The previous Chinese Nationalist Party (KMT) administration helped export Taiwan’s agricultural know-how to China, Democratic Progressive Party (DPP) Legislator Chen Ting-fei (陳亭妃) said yesterday.
After China on Friday last week abruptly announced that starting from Monday it would suspend imports of pineapples from Taiwan, Chen on Tuesday said the ban was a result of the KMT working with China.
Soon after the ban was announced, Chinese state-run media started promoting pineapples grown in Guangdong Province, including Taiwanese-developed golden diamond pineapples.
Photo: Chien Hui-ju, Taipei Times
At a news conference in Taipei yesterday, Chen said that the flow of farming and fruit production knowledge from Taiwan to China was facilitated by KMT officials, and had intensified during former president Ma Ying-jeou’s (馬英九) administration from 2008 to 2016.
“During those years, many KMT officials frequently traveled to China for trade, helping China with new farming methods,” Chen said, describing KMT officials as “compradors.”
Former ministers of agriculture Paul Sun (孫明賢) and Chen Bao-ji (陳保基) played key roles in helping China, Chen Ting-fei said.
Sun headed the Council of Agriculture from 1992 to 1996, while Chen Bao-ji was in office from 2012 to 2016.
Working with KMT politicians, the Chinese government started the Taiwan Farmers Pioneers Park (台灣農民創業園) program in 2005, which offered Taiwanese farmers low-interest loans, inexpensive land and other favorable terms to take their skills, seeds and knowledge to China, Chen Ting-fei said.
Under Ma’s administration, the pioneer park expanded from four to 25 sites across 12 provinces, she said.
Sun took Chen Bao-ji on numerous trips to visit the sites and provide consultation, she added.
In addition to golden diamond pineapples developed by the Taiwan Agricultural Research Institute in 1998, KMT figures have passed on other Taiwanese-cultivated and refined fruits to China, including mangoes, dragon fruits and black pearl wax apples, she said.
Ma’s administration promoted closer agricultural ties with China, and his government took the lead in encouraging businesspeople and agricultural workers to work in China, Executive Yuan spokesman Lo Ping-cheng (羅秉成) said separately yesterday.
By contrast, President Tsai Ing-wen’s (蔡英文) administration has been working to diversify agricultural sales by exploring new markets, he said.
While the public is concerned about the effects of China’s abrupt pineapple ban, the government should consider if it could take legal action to prevent similar incidents from occurring, Lo said.
Chen Bao-ji yesterday said that Chen Ting-fei should specify which species and techniques he had helped export to China.
Regarding the pineapple ban, he said that the issue should not be politicized, but treated as related to biosafety and trade negotiations.

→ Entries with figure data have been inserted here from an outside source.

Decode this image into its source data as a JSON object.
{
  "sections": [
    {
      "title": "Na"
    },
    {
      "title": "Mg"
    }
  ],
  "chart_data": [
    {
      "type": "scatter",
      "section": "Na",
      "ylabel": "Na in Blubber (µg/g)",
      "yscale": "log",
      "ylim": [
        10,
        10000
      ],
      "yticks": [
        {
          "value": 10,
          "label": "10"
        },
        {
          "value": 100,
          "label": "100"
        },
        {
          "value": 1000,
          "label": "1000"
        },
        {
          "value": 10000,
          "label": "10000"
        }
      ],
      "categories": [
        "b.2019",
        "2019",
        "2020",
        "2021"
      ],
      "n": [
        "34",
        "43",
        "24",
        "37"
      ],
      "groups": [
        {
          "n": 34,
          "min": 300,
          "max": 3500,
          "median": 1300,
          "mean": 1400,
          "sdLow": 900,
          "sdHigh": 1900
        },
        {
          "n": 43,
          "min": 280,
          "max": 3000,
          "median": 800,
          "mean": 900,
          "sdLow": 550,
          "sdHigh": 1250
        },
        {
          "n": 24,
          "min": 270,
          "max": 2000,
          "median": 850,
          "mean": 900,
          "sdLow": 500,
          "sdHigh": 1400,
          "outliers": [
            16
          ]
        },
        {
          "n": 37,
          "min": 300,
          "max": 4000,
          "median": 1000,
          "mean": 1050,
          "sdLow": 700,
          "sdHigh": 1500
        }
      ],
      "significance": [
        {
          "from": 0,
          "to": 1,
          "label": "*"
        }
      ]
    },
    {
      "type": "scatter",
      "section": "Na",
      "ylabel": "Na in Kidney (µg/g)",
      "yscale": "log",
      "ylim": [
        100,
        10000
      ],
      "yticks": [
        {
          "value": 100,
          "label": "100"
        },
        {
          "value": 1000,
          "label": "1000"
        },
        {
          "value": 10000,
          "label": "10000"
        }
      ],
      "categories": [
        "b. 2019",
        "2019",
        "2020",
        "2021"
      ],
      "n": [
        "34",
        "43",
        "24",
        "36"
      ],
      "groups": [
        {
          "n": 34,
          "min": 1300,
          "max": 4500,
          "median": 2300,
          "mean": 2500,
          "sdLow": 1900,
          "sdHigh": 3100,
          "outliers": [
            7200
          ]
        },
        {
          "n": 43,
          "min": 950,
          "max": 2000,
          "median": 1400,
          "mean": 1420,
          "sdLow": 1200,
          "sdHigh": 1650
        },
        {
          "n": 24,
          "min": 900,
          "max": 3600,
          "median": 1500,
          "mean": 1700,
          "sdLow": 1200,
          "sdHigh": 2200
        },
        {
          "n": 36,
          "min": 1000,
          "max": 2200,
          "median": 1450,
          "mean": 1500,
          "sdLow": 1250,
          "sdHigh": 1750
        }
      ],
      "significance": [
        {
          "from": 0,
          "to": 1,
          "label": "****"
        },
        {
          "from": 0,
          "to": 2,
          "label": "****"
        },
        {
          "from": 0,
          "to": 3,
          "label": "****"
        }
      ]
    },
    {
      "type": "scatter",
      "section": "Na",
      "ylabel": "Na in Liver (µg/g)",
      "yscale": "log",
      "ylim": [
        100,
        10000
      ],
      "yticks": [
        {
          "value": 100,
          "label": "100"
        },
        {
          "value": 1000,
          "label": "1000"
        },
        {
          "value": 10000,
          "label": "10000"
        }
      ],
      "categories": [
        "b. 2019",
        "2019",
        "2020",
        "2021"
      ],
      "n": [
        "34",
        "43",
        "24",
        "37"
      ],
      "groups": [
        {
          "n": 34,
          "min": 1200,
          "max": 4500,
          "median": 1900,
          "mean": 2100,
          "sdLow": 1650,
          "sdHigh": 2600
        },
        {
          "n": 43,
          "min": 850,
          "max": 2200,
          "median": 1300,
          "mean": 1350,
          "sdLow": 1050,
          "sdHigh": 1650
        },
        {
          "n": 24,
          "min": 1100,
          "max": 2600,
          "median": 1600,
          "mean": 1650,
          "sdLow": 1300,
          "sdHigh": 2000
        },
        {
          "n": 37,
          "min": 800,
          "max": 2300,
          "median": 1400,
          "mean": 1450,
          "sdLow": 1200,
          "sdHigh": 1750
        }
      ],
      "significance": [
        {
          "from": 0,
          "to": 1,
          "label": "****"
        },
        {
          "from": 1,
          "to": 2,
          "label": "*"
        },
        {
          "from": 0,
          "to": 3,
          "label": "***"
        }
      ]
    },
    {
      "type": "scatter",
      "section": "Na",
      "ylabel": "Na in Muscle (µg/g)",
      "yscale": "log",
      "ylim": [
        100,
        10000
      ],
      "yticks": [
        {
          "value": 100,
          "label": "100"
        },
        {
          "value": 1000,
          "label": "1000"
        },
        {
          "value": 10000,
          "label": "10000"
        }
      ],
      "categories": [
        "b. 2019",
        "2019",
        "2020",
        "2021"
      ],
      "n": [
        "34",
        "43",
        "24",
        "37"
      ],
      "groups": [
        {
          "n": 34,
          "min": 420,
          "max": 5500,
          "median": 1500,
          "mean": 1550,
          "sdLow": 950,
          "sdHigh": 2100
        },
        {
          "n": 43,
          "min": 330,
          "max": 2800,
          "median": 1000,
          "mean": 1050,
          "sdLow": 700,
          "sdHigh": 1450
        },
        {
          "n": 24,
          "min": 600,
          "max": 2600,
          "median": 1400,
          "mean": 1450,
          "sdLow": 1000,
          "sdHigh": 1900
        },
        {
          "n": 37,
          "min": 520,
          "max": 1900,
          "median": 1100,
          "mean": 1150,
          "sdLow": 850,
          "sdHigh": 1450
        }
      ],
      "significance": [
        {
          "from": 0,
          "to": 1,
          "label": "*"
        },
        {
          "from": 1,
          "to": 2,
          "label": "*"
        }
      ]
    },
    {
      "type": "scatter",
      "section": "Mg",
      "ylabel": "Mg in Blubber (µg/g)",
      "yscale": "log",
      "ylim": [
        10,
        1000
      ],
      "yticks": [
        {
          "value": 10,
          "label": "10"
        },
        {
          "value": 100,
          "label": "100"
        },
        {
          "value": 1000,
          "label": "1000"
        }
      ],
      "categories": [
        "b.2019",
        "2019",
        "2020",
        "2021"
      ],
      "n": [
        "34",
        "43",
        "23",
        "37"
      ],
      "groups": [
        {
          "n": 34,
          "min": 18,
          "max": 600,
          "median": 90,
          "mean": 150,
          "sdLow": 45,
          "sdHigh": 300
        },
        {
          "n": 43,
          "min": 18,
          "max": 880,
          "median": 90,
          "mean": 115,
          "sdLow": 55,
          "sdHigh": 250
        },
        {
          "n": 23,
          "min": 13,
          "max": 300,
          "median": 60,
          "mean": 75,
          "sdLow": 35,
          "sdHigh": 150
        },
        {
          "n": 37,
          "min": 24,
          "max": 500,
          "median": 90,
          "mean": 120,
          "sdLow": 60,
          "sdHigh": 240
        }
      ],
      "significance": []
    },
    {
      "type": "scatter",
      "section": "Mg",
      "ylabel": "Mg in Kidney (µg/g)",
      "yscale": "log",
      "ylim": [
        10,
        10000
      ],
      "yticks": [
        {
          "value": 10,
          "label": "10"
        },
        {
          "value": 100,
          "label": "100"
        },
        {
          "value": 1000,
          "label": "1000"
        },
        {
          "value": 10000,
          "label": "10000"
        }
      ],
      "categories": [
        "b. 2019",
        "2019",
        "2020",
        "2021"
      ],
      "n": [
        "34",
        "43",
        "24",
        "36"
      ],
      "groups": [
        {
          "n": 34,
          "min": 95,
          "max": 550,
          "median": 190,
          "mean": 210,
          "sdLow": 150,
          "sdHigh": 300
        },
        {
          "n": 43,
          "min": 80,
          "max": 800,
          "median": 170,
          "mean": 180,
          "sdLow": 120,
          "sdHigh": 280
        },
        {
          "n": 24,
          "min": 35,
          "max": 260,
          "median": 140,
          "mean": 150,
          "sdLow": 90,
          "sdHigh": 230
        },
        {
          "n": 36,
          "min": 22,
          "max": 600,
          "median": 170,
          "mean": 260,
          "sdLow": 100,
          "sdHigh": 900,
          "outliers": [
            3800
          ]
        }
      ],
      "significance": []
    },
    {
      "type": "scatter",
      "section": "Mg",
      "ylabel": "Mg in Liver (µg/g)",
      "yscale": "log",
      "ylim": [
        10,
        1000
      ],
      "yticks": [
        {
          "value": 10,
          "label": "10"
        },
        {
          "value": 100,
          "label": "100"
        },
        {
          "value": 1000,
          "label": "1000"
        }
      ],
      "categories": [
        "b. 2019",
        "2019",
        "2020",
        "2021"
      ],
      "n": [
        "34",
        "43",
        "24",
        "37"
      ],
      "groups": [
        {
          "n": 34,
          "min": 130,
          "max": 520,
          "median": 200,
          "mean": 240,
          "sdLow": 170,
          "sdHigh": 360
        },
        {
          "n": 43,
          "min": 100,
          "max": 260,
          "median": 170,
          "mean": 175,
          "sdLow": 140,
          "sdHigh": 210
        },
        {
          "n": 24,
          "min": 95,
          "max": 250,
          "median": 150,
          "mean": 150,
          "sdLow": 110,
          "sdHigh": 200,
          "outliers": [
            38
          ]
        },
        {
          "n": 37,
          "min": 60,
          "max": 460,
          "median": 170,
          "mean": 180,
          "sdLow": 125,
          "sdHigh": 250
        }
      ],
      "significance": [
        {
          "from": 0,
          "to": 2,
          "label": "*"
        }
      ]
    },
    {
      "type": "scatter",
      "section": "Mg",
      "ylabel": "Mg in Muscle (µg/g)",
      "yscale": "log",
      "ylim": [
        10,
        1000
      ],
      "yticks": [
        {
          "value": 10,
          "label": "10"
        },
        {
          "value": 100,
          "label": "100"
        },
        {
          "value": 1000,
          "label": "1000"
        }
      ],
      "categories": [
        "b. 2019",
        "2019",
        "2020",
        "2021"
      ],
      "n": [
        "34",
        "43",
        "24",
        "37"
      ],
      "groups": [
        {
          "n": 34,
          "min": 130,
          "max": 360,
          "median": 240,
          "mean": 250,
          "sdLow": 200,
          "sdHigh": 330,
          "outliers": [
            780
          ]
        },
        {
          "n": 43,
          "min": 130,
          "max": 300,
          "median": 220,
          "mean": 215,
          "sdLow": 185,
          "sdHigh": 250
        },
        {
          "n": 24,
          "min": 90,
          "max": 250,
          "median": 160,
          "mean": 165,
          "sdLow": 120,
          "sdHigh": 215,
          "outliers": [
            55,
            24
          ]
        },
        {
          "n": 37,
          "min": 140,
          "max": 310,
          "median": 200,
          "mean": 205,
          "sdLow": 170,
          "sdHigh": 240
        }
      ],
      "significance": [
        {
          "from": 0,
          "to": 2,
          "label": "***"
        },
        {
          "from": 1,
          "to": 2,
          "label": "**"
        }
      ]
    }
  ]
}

Chen Ting-fei should not attack Sun, who served as an ambassador-at-large during the administration of former president Chen Shui-bian (陳水扁), he added.
Sun died in 2018.
The KMT on Wednesday wrote on Facebook that there was no evidence to support Chen Ting-fei’s claims, calling it a smear campaign.
Citing a 2005 news report, the KMT said that a Mainland Affairs Council report at the time had shown that the nation’s agricultural technology was flowing to China during Chen Shui-bian’s administration.
The KMT added that the government had taken action during Ma’s administration to protect Taiwanese agricultural technology, including the establishment in 2011 of an agricultural intellectual property rights council.